Search code examples
sqlmysqloptimizationnormalization

Is it really worth it to normalize the "Toxi" way? ( 3NF )


I'm in the early stages of my database design so nothing is final yet, and I'm using the "TOXI" 3-table design for my threads which have optional tags, but I can't help but feel that the joining is not really necessary and perhaps I need to just rely on a simple tags column in my posts table where I can just store a varchar of something like <tag>, <secondTag>.

So to recap:

  • is it worth the trouble of the extra left joins on the 2 tag tables instead of just having a tag column in my posts table.
  • is there a way I can optimize my query?

Schema

CREATE TABLE `posts` (
    `post_id` INT UNSIGNED PRIMARY AUTO_INCREMENT,
    `post_name` VARCHAR(255)
) Engine=InnoDB;

CREATE TABLE `post_tags` (
    `tag_id` INT UNSIGNED PRIMARY AUTO_INCREMENT,
    `tag_name` VARCHAR(255)
) Engine=InnoDB;

CREATE TABLE `post_tags_map` (
    `map_id` INT PRIMARY AUTO_INCREMENT,
    `post_id` INT NOT NULL,
    `tags_id` INT NOT NULL,
    FOREIGN KEY `post_id` REFERENCES `posts` (`post_id`),
    FOREIGN KEY `post_id` REFERENCES `post_tags` (`tag_id`)
) Engine=InnoDB;

Sample Data

INSERT INTO `posts` (`post_id`, `post_name`)
  VALUES
(1, 'test');

INSERT INTO `post_tags` (`tag_id`, `tag_name`)
  VALUES
(1, 'mma'),
(2, 'ufc');

INSERT INTO `posts_tags_map` (`map_id`, `post_id`, `tags_id`)
  VALUES
(1, 1, 1),
(2, 1, 2);

Current query

SELECT 
    posts.*,
    GROUP_CONCAT( post_tags.tag_name order by post_tags.tag_name ) AS tags

  FROM posts
    LEFT JOIN posts_tags_map
      ON posts_tags_map.post_id = posts.post_id
    LEFT JOIN post_tags
      ON posts_tags_map.tags_id = posts_tags.tag_id

  WHERE posts.post_id = 1
  GROUP BY post_id

Result

IF there are tags:

post_id     post_name        tags
1             test           mma, ufc

Solution

  • Having all tags in different records (normalized) means that you'll be able to rename the tags more easily should the need arise and track the tag name history.

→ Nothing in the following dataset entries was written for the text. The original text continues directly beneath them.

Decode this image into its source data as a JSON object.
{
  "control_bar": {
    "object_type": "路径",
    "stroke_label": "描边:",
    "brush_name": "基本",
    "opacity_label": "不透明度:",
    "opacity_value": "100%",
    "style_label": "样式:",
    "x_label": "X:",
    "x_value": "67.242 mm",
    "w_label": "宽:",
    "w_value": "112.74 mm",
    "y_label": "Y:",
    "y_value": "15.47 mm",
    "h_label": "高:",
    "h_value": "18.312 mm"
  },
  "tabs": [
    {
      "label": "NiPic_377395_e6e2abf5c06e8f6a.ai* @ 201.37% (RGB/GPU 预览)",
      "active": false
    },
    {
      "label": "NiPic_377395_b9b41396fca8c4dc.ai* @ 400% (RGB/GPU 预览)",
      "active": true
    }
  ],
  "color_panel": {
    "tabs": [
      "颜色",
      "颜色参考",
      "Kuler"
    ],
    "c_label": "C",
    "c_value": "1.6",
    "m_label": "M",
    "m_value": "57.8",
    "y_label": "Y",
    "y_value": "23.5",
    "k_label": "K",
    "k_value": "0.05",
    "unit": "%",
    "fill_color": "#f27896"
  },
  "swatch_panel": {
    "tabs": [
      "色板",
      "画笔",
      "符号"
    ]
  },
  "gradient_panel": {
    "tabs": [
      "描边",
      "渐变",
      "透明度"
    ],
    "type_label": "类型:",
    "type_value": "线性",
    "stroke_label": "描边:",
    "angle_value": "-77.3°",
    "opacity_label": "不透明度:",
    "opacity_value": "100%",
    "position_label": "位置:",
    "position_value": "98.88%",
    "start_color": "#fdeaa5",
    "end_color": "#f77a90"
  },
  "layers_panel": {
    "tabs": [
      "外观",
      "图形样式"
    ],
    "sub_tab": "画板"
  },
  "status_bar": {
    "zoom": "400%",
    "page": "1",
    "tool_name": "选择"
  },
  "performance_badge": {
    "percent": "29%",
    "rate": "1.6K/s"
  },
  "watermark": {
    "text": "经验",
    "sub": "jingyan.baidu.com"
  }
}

    SO, for instance, renamed SQL Server related tags at least thrice (mssql -> sqlserver -> sql-server).

    Having all tags in one record (denormalized) means that you can index this column with a FULLTEXT index and search for posts having two or more tags at once:

    SELECT  *
    FROM    posts
    WHERE   MATCH(tags) AGAINST('+mma +ufc')
    

    which is possible too but less efficient with normalized design.

    (Don't forget to adjust @ft_min_word_len to index tags of 3 characters or less for this to work)

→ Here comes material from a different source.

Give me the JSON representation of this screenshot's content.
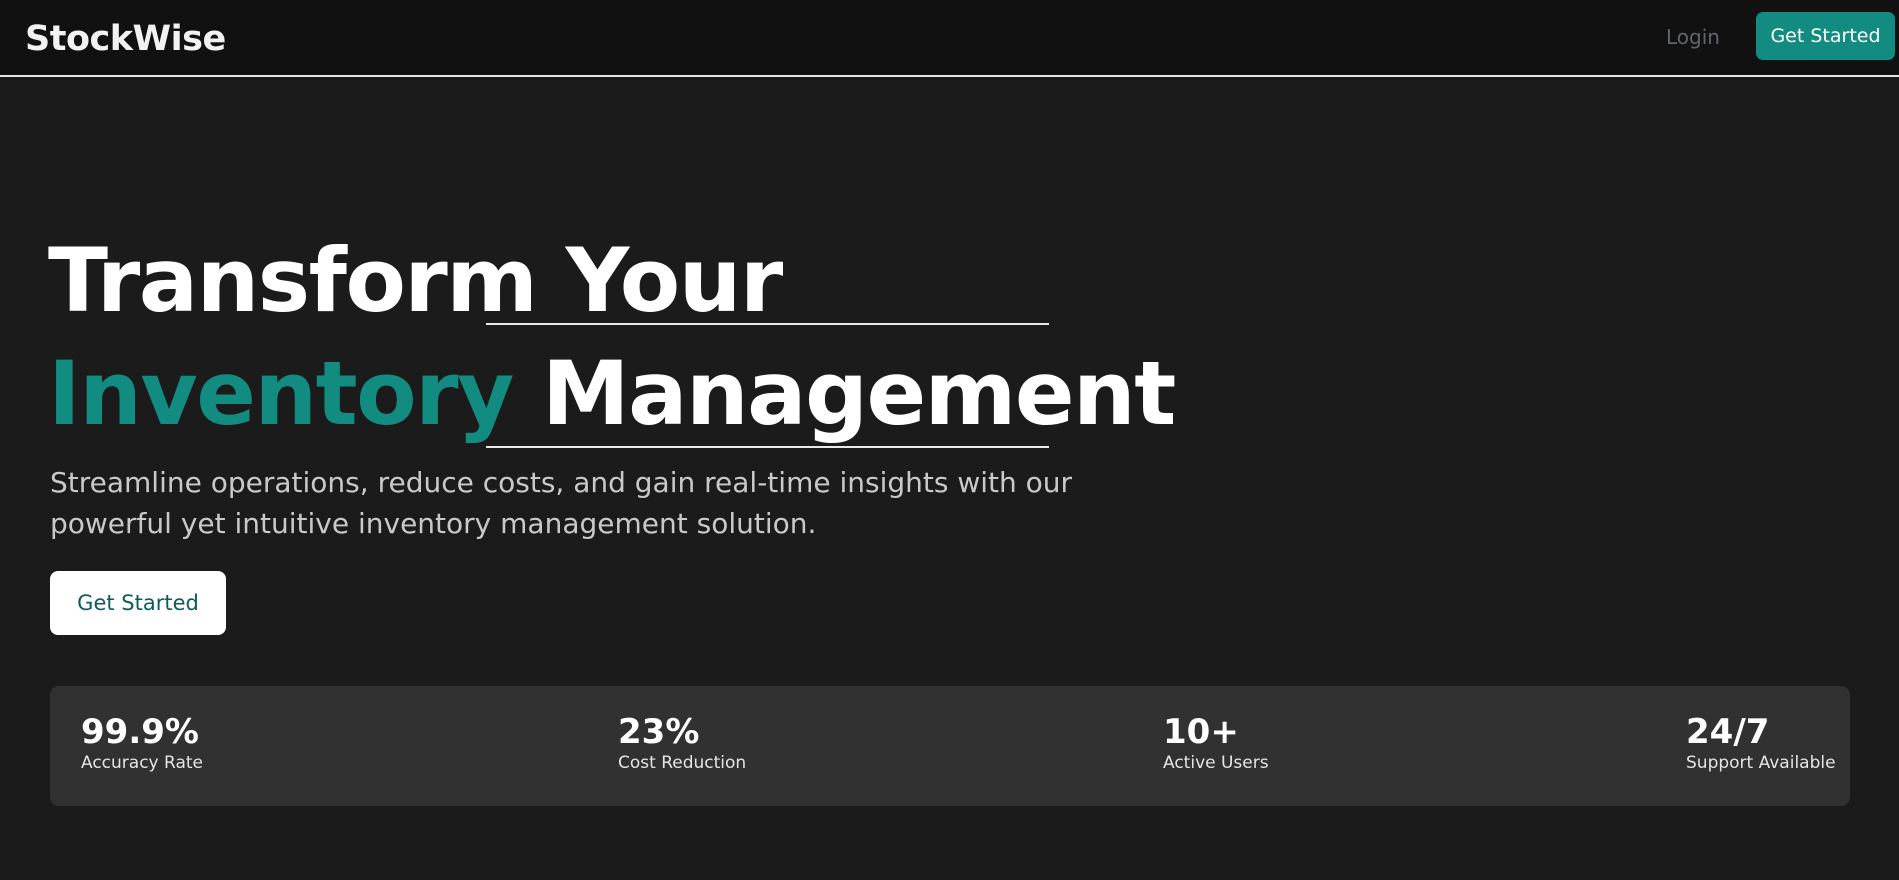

    You can combine both designs: store both the map table and the denormalized column. This will require more maintenance, though.

    You can also store the normalized design in your database and use the query you provided to feed the tags to Sphinx or Lucene.

    This way, you can do history digging with MySQL, fulltext tag searches using Sphinx, and no extra maintenance will be required.